Reunion Island
Reunion Island: The Indian Ocean’s Volcano That Erupts Like Clockwork
Piton de la Fournaise on Reunion Island erupts roughly three to five times per year and has been doing so continuously since at least the 18th century. These are not explosive eruptions - the lava is effusive, flowing rather than blasting, which makes watching an active eruption (when the prefecture permits access) one of the stranger privileges available to ordinary tourists. You stand at the edge of a caldera and watch red lava move across black rock in the dark, glowing orange against the sky. Most Indian Ocean islands offer beaches. Reunion offers this and also beaches.
The island is a French overseas department sitting 800 km east of Madagascar. Most travellers heading to the Indian Ocean default to Mauritius (25 minutes away by plane) or the Seychelles. The comparison is not uninteresting: those islands have better resort infrastructure; Reunion has better everything else.
The Volcano
When the volcano is erupting, access to the Enclos Fouque caldera is closed by the prefecture. The Piton de la Fournaise Volcano Observatory provides real-time data online. Helicopter tours of active lava flows run from Helilagon and other operators based at Roland Garros Airport in Saint-Denis; night tours cost around 150-200 euros and the glow of active lava fields from the air is genuinely dramatic.
When the volcano is dormant, the caldera is open for hiking. The Pas de Bellecombe car park at the rim is reached by road from Bourg-Murat. The crossing of the black basaltic floor to the central cone takes about 2.5 hours return: a lunar landscape, entirely barren, with the still-steaming summit rising from the centre. At 2,632 metres altitude, the temperature at the rim runs 10-15 degrees cooler than the coast. Dress in layers.
The Cirques
The island’s interior is defined by three massive calderas formed when the ancient shield volcano partially collapsed: Cirque de Mafate, Cirque de Cilaos, and Cirque de Salazie. Each is a separate world.
Cirque de Mafate is accessible only on foot or by helicopter. About 700 people live in small hamlets (ilets) connected only by trails. The GRR2 trail crosses the cirque in 3-4 days with gites (mountain lodges providing beds and meals) at around 40-55 euros per night half-board. Helicopter access runs from Saint-Paul; most people combine a few nights in the cirque with a flight in or out.
Cirque de Cilaos is reached by a serpentine road with 430 curves descending from the rim. The village at the bottom grows appellation-controlled lentils (lentilles de Cilaos, small dark and slightly nutty) and produces wine - the only French appellation wine produced in the tropics, from grapes grown at 1,200 metres. It is unusual rather than great, but the context is specific.
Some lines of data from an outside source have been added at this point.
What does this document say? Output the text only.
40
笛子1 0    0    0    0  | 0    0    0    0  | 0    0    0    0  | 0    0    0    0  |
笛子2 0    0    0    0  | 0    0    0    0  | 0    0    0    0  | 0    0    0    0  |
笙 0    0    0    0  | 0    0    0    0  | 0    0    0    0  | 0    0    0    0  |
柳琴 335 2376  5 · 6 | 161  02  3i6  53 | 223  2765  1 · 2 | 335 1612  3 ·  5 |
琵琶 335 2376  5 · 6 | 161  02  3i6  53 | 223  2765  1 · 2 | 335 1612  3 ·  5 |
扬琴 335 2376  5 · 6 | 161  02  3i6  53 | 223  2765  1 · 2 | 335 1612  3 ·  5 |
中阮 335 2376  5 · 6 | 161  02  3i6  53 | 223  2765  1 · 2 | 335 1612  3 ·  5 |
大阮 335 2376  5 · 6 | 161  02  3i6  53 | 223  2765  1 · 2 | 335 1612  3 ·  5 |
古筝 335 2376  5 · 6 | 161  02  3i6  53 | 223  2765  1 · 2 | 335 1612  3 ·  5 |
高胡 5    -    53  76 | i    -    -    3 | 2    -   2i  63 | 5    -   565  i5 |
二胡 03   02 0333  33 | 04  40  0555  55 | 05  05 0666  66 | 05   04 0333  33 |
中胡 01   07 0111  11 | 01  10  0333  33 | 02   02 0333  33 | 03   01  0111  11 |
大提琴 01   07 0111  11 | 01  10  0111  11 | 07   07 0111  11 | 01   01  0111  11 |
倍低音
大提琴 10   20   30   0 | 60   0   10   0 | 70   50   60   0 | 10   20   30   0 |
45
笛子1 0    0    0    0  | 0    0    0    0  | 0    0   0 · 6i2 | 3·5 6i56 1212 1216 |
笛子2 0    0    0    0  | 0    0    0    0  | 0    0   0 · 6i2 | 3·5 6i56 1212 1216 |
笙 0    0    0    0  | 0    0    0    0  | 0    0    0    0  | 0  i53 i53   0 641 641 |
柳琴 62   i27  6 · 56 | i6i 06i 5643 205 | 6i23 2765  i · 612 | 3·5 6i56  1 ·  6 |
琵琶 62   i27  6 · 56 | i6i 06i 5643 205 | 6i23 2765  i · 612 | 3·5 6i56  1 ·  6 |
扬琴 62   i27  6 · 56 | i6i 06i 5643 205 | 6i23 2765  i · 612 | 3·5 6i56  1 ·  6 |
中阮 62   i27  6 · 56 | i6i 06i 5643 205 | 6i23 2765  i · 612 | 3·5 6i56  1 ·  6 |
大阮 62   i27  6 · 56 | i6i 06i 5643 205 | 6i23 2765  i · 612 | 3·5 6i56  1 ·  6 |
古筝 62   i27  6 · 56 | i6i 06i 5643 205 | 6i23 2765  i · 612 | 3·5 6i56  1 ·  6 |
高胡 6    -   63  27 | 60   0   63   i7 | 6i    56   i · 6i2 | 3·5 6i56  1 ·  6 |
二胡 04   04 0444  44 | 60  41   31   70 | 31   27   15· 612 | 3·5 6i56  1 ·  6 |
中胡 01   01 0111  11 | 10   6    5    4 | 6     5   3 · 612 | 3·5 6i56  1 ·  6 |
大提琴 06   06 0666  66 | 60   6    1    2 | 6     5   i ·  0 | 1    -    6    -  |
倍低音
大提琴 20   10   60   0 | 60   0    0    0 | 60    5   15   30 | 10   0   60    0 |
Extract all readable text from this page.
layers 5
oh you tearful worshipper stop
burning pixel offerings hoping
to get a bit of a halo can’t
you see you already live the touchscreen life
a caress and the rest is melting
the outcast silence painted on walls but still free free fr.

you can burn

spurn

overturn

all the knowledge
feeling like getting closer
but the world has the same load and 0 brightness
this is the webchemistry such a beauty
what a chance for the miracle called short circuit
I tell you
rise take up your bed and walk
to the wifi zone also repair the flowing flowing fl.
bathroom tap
Cirque de Salazie contains Hell-Bourg, one of the best-preserved examples of Creole architecture in the Indian Ocean: wooden varangue-fronted houses with elaborately carved woodwork, declared a Plus Beaux Villages de France in 2009.
The Coast and Food
The west coast lagoon at Saint-Gilles-les-Bains has calmer water and better beaches. Note that shark-exclusion measures are in place following attacks on surfers in the 2010s; check current access restrictions before surfing outside the lagoon. The east coast is wilder and less visited.
Rougail saucisse - pork sausage in tomato-chili sauce over rice - is the quintessential Reunionese dish. Rougail poulet (chicken version) is more delicate. The combination of French, Indian, Chinese, and African culinary traditions produces a food culture unlike anywhere else in the ocean.
Getting There
Air France and Corsair fly from Paris Charles de Gaulle (11-12 hours). Air Austral connects from Mauritius. Car hire is essential; budget at least a week.